Like the subject it portrays, this book went on too long. "The Moor's Account" delivers an "alternative" account of a 1527 Spanish exploration of the Gulf Coast of Florida. Since few of us know anything about the "official" account of this (or any other) Spanish expedition to North America, I'm not sure that there's a crying need for an alternative. Nevertheless, my opinion is definitely a minority report on a novel widely and extravagantly praised by reviewers. The novel (as Amazon tells us) was a A New York Times Notable Book, A Wall Street Journal Top 10 Book of the Year, An NPR Great Read of 2014, A Kirkus Best Fiction Book of the Year, and a Pulitzer Prize nominee.
Nevertheless I have a sneaking submission that the critics are rewarding author Laila Lalami for her good intentions rather than the actual experience of reading this book. Here is Goodreads' capsule summary: "In these pages, Laila Lalami brings us the imagined memoirs of the first black explorer of America: Mustafa al-Zamori, called Estebanico.
Here's the moral of the story (via Goodreads): "As the dramatic chronicle unfolds, we come to understand that, contrary to popular belief, black men played a significant part in New World exploration and Native American men and women were not merely silent witnesses to it. In Laila Lalami’s deft hands, Estebanico’s memoir illuminates the ways in which stories can transmigrate into history, even as storytelling can offer a chance for redemption and survival."
In short, it's revisionist history. Why do some people (the people who write such reviews) find revisionist history so satisfying?

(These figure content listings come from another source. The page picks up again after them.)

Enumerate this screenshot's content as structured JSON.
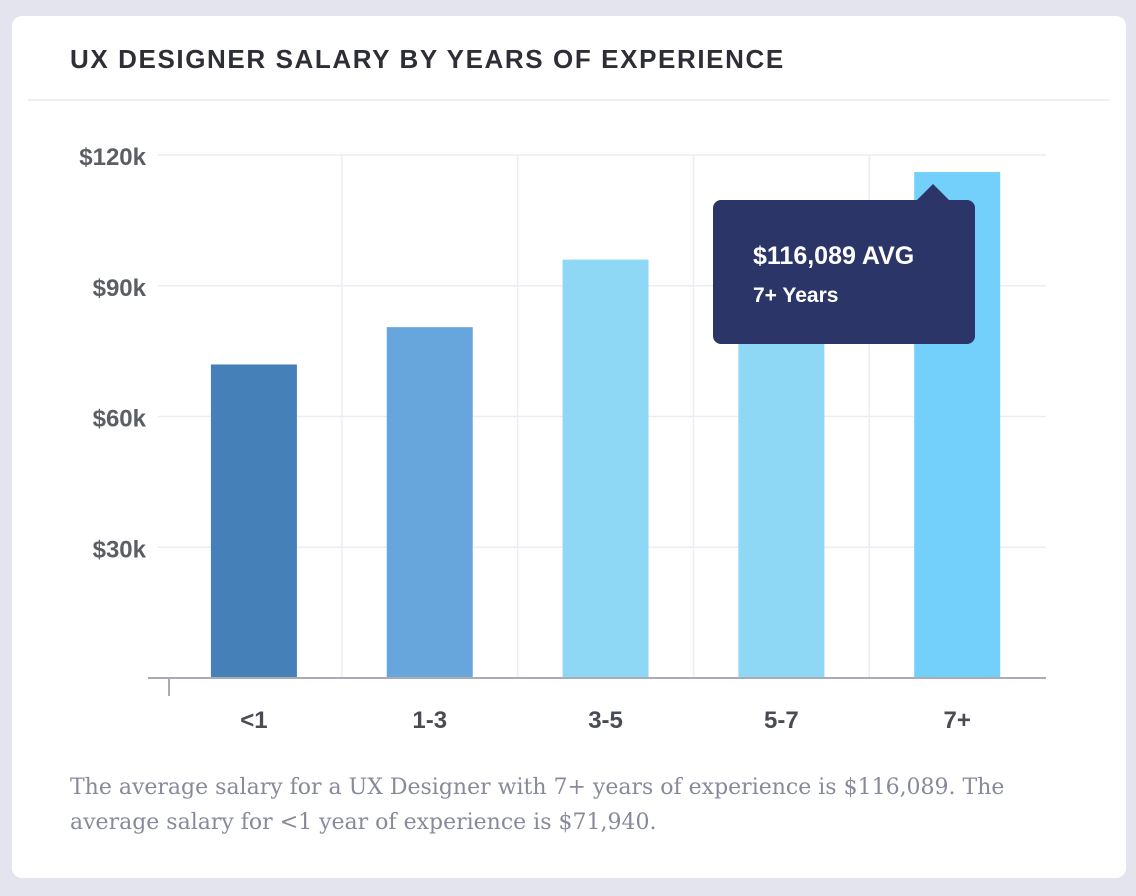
{
  "card": {
    "title": "UX DESIGNER SALARY BY YEARS OF EXPERIENCE",
    "caption": "The average salary for a UX Designer with 7+ years of experience is $116,089. The average salary for <1 year of experience is $71,940."
  },
  "tooltip": {
    "value": "$116,089 AVG",
    "label": "7+ Years"
  },
  "chart_data": {
    "type": "bar",
    "categories": [
      "<1",
      "1-3",
      "3-5",
      "5-7",
      "7+"
    ],
    "values": [
      71940,
      80500,
      96000,
      104000,
      116089
    ],
    "bar_colors": [
      "#4680b9",
      "#67a5dd",
      "#8ed8f6",
      "#8ed8f6",
      "#72d0fa"
    ],
    "yticks": [
      0,
      30000,
      60000,
      90000,
      120000
    ],
    "ytick_labels": [
      "",
      "$30k",
      "$60k",
      "$90k",
      "$120k"
    ],
    "ylim": [
      0,
      120000
    ],
    "grid": true,
    "highlighted_category": "7+"
  }
}
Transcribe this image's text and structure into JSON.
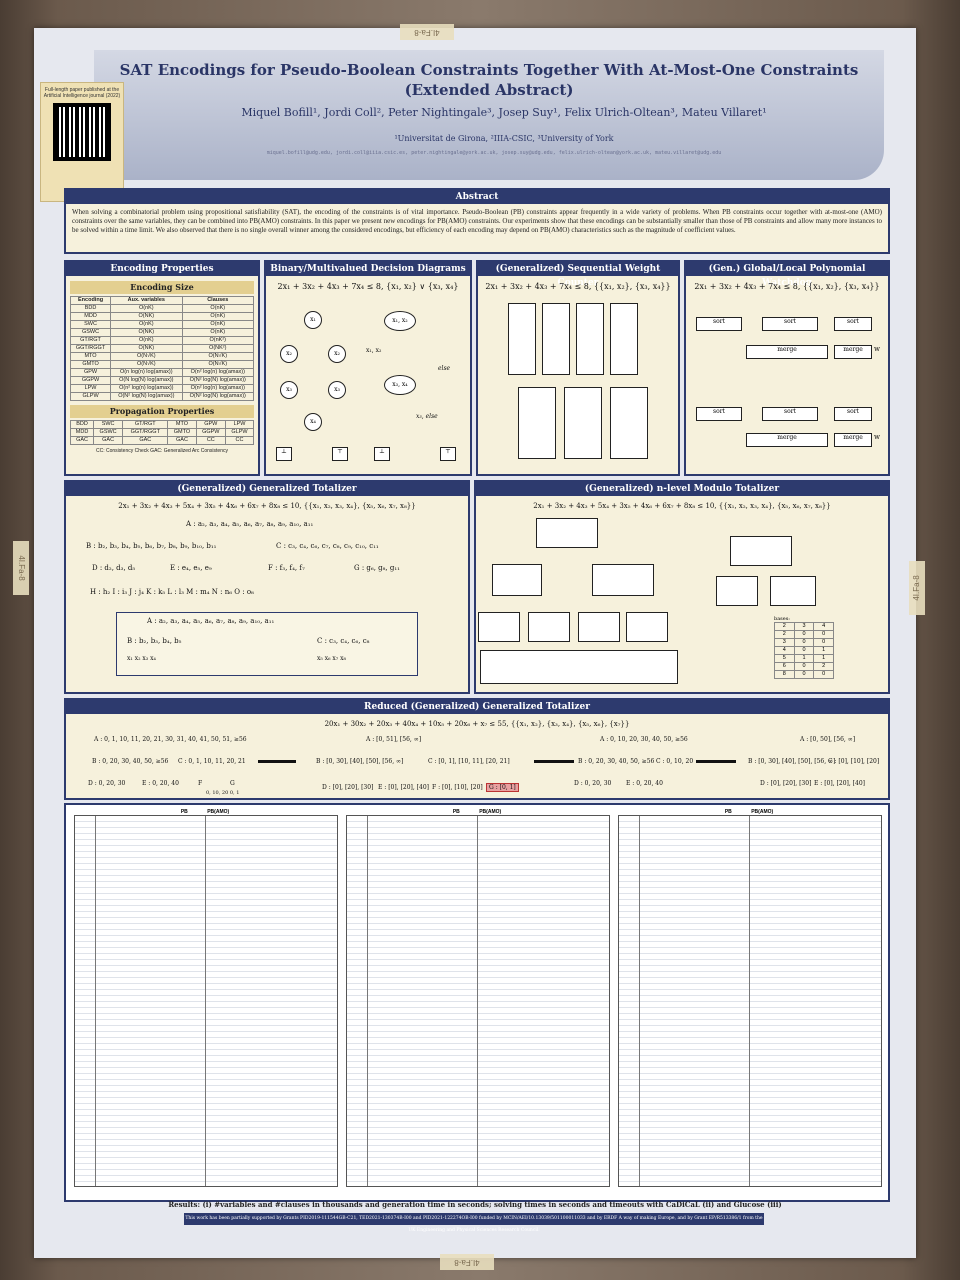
{
  "qr_note": "Full-length paper published at the Artificial Intelligence journal (2022)",
  "title_line1": "SAT Encodings for Pseudo-Boolean Constraints Together With At-Most-One Constraints",
  "title_line2": "(Extended Abstract)",
  "authors": "Miquel Bofill¹, Jordi Coll², Peter Nightingale³, Josep Suy¹, Felix Ulrich-Oltean³, Mateu Villaret¹",
  "affiliations": "¹Universitat de Girona, ²IIIA-CSIC, ³University of York",
  "emails": "miquel.bofill@udg.edu, jordi.coll@iiia.csic.es, peter.nightingale@york.ac.uk, josep.suy@udg.edu, felix.ulrich-oltean@york.ac.uk, mateu.villaret@udg.edu",
  "abstract": {
    "head": "Abstract",
    "text": "When solving a combinatorial problem using propositional satisfiability (SAT), the encoding of the constraints is of vital importance. Pseudo-Boolean (PB) constraints appear frequently in a wide variety of problems. When PB constraints occur together with at-most-one (AMO) constraints over the same variables, they can be combined into PB(AMO) constraints. In this paper we present new encodings for PB(AMO) constraints. Our experiments show that these encodings can be substantially smaller than those of PB constraints and allow many more instances to be solved within a time limit. We also observed that there is no single overall winner among the considered encodings, but efficiency of each encoding may depend on PB(AMO) characteristics such as the magnitude of coefficient values."
  },
  "encoding_properties": {
    "head": "Encoding Properties",
    "size_head": "Encoding Size",
    "cols": [
      "Encoding",
      "Aux. variables",
      "Clauses"
    ],
    "rows": [
      [
        "BDD",
        "O(nK)",
        "O(nK)"
      ],
      [
        "MDD",
        "O(NK)",
        "O(nK)"
      ],
      [
        "SWC",
        "O(nK)",
        "O(nK)"
      ],
      [
        "GSWC",
        "O(NK)",
        "O(nK)"
      ],
      [
        "GT/RGT",
        "O(nK)",
        "O(nK²)"
      ],
      [
        "GGT/RGGT",
        "O(NK)",
        "O(NK²)"
      ],
      [
        "MTO",
        "O(N√K)",
        "O(N√K)"
      ],
      [
        "GMTO",
        "O(N√K)",
        "O(N√K)"
      ],
      [
        "GPW",
        "O(n log(n) log(amax))",
        "O(n² log(n) log(amax))"
      ],
      [
        "GGPW",
        "O(N log(N) log(amax))",
        "O(N² log(N) log(amax))"
      ],
      [
        "LPW",
        "O(n² log(n) log(amax))",
        "O(n² log(n) log(amax))"
      ],
      [
        "GLPW",
        "O(N² log(N) log(amax))",
        "O(N² log(N) log(amax))"
      ]
    ],
    "prop_head": "Propagation Properties",
    "prop_rows": [
      [
        "BDD",
        "SWC",
        "GT/RGT",
        "MTO",
        "GPW",
        "LPW"
      ],
      [
        "MDD",
        "GSWC",
        "GGT/RGGT",
        "GMTO",
        "GGPW",
        "GLPW"
      ],
      [
        "GAC",
        "GAC",
        "GAC",
        "GAC",
        "CC",
        "CC"
      ]
    ],
    "prop_note": "CC: Consistency Check    GAC: Generalized Arc Consistency"
  },
  "bdd": {
    "head": "Binary/Multivalued Decision Diagrams",
    "formula": "2x₁ + 3x₂ + 4x₃ + 7x₄ ≤ 8, {x₁, x₂} ∨ {x₃, x₄}",
    "else1": "else",
    "else2": "x₃, else"
  },
  "swc": {
    "head": "(Generalized) Sequential Weight Counter",
    "formula": "2x₁ + 3x₂ + 4x₃ + 7x₄ ≤ 8, {{x₁, x₂}, {x₃, x₄}}"
  },
  "pw": {
    "head": "(Gen.) Global/Local Polynomial Watchdog",
    "formula": "2x₁ + 3x₂ + 4x₃ + 7x₄ ≤ 8, {{x₁, x₂}, {x₃, x₄}}",
    "sort": "sort",
    "merge": "merge",
    "w": "w"
  },
  "gt": {
    "head": "(Generalized) Generalized Totalizer",
    "formula": "2x₁ + 3x₂ + 4x₃ + 5x₄ + 3x₅ + 4x₆ + 6x₇ + 8x₈ ≤ 10, {{x₁, x₂, x₃, x₄}, {x₅, x₆, x₇, x₈}}",
    "A": "A : a₂, a₃, a₄, a₅, a₆, a₇, a₈, a₉, a₁₀, a₁₁",
    "B": "B : b₂, b₃, b₄, b₅, b₆, b₇, b₈, b₉, b₁₀, b₁₁",
    "C": "C : c₃, c₄, c₆, c₇, c₈, c₉, c₁₀, c₁₁",
    "D": "D : d₂, d₃, d₅",
    "E": "E : e₄, e₅, e₉",
    "F": "F : f₃, f₄, f₇",
    "G": "G : g₆, g₈, g₁₁",
    "leaves": "H : h₂   I : i₃   J : j₄   K : k₅   L : l₃   M : m₄   N : n₆   O : o₈",
    "A2": "A : a₂, a₃, a₄, a₅, a₆, a₇, a₈, a₉, a₁₀, a₁₁",
    "B2": "B : b₂, b₃, b₄, b₅",
    "C2": "C : c₃, c₄, c₆, c₈",
    "x_row1": "x₁ x₂ x₃ x₄",
    "x_row2": "x₅ x₆ x₇ x₈"
  },
  "mto": {
    "head": "(Generalized) n-level Modulo Totalizer",
    "formula": "2x₁ + 3x₂ + 4x₃ + 5x₄ + 3x₅ + 4x₆ + 6x₇ + 8x₈ ≤ 10, {{x₁, x₂, x₃, x₄}, {x₅, x₆, x₇, x₈}}",
    "bases_head": "bases:",
    "bases": [
      "2",
      "3",
      "4"
    ]
  },
  "rgt": {
    "head": "Reduced (Generalized) Generalized Totalizer",
    "formula": "20x₁ + 30x₂ + 20x₃ + 40x₄ + 10x₅ + 20x₆ + x₇ ≤ 55, {{x₁, x₂}, {x₃, x₄}, {x₅, x₆}, {x₇}}",
    "left_A": "A : 0, 1, 10, 11, 20, 21, 30, 31, 40, 41, 50, 51, ≥56",
    "left_B": "B : 0, 20, 30, 40, 50, ≥56",
    "left_C": "C : 0, 1, 10, 11, 20, 21",
    "left_D": "D : 0, 20, 30",
    "left_E": "E : 0, 20, 40",
    "left_F": "F",
    "left_G": "G",
    "left_FG": "0, 10, 20   0, 1",
    "mid_A": "A : [0, 51], [56, ∞]",
    "mid_B": "B : [0, 30], [40], [50], [56, ∞]",
    "mid_C": "C : [0, 1], [10, 11], [20, 21]",
    "mid_D": "D : [0], [20], [30]",
    "mid_E": "E : [0], [20], [40]",
    "mid_F": "F : [0], [10], [20]",
    "mid_G": "G : [0, 1]",
    "r1_A": "A : 0, 10, 20, 30, 40, 50, ≥56",
    "r1_B": "B : 0, 20, 30, 40, 50, ≥56",
    "r1_C": "C : 0, 10, 20",
    "r1_D": "D : 0, 20, 30",
    "r1_E": "E : 0, 20, 40",
    "r2_A": "A : [0, 50], [56, ∞]",
    "r2_B": "B : [0, 30], [40], [50], [56, ∞]",
    "r2_C": "C : [0], [10], [20]",
    "r2_D": "D : [0], [20], [30]",
    "r2_E": "E : [0], [20], [40]"
  },
  "results": {
    "col_titles": [
      "PB",
      "PB(AMO)"
    ],
    "caption": "Results: (i) #variables and #clauses in thousands and generation time in seconds; solving times in seconds and timeouts with CaDiCaL (ii) and Glucose (iii)"
  },
  "footer": "This work has been partially supported by Grants PID2019-111544GB-C21, TED2021-130374B-I00 and PID2021-122274OB-I00 funded by MCIN/AEI/10.13039/501100011033 and by ERDF A way of making Europe, and by Grant EP/R513386/1 from the UK Engineering and Physical Sciences Research Council.",
  "tape_labels": [
    "4I.Fa-8",
    "4I.Fa-8",
    "4I.Fa-8",
    "4I.Fa-8"
  ]
}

Is it guilty compensation for writing "black men" out of the story of early American history?
Our hero is a Moor, from Morocco. Americans such as myself know little of the history of Morocco. That's what I'd like to read about.
Anyway here's my dissenting review of "The Moor's Account":
I think the best parts of "The Moor's Account" by
Laila Lalami have to do with the central figure's life in Morocco, at a time when the country increasingly falls under the thumb of the Portuguese and Spanish. Falling into debt because of the Colonial takeover of his city, our hero sells himself into slavery to provide money for his family and is sold again to a Spanish nobleman who takes takes him on an expedition to pillage Florida.
I was hoping that an imaginative re-creation of a journey of exploration that receives little attention from our Anglo-centric history of the New World would prove fascinating. But the tale our author spins is perhaps too much like the real thing: long, confusing, filled with tedious physical suffering, and offering little light on what the indigenous people were like. There's even less to like, or to choose from, among the drearily egocentric Spanish characters. As I understand matters, the fictional premise is that this work is the enslaved Moor's first-person account of this 16th century expedition -- an account excluded from Spain's official record. Acting on her premise, the author appears determined to dramatize in detail every encounter in her hero's survivalist odyssey. But we can't tell these indigenous tribes apart. They blur together and end up being what the Indians have always been to their conquerors: the natives.
The book's hero loved Morocco, and his family there. He thinks about his mother and brothers all the time, to wonder how they are faring. As a reader, I wanted to know how they were doing as well.
But nobody, in the Anglo-speaking world at least, has ever loved these Spanish exploiters of the New World. The subject of this novel needs more wonder, poetry, and meaning than "The Moor's Account" delivers.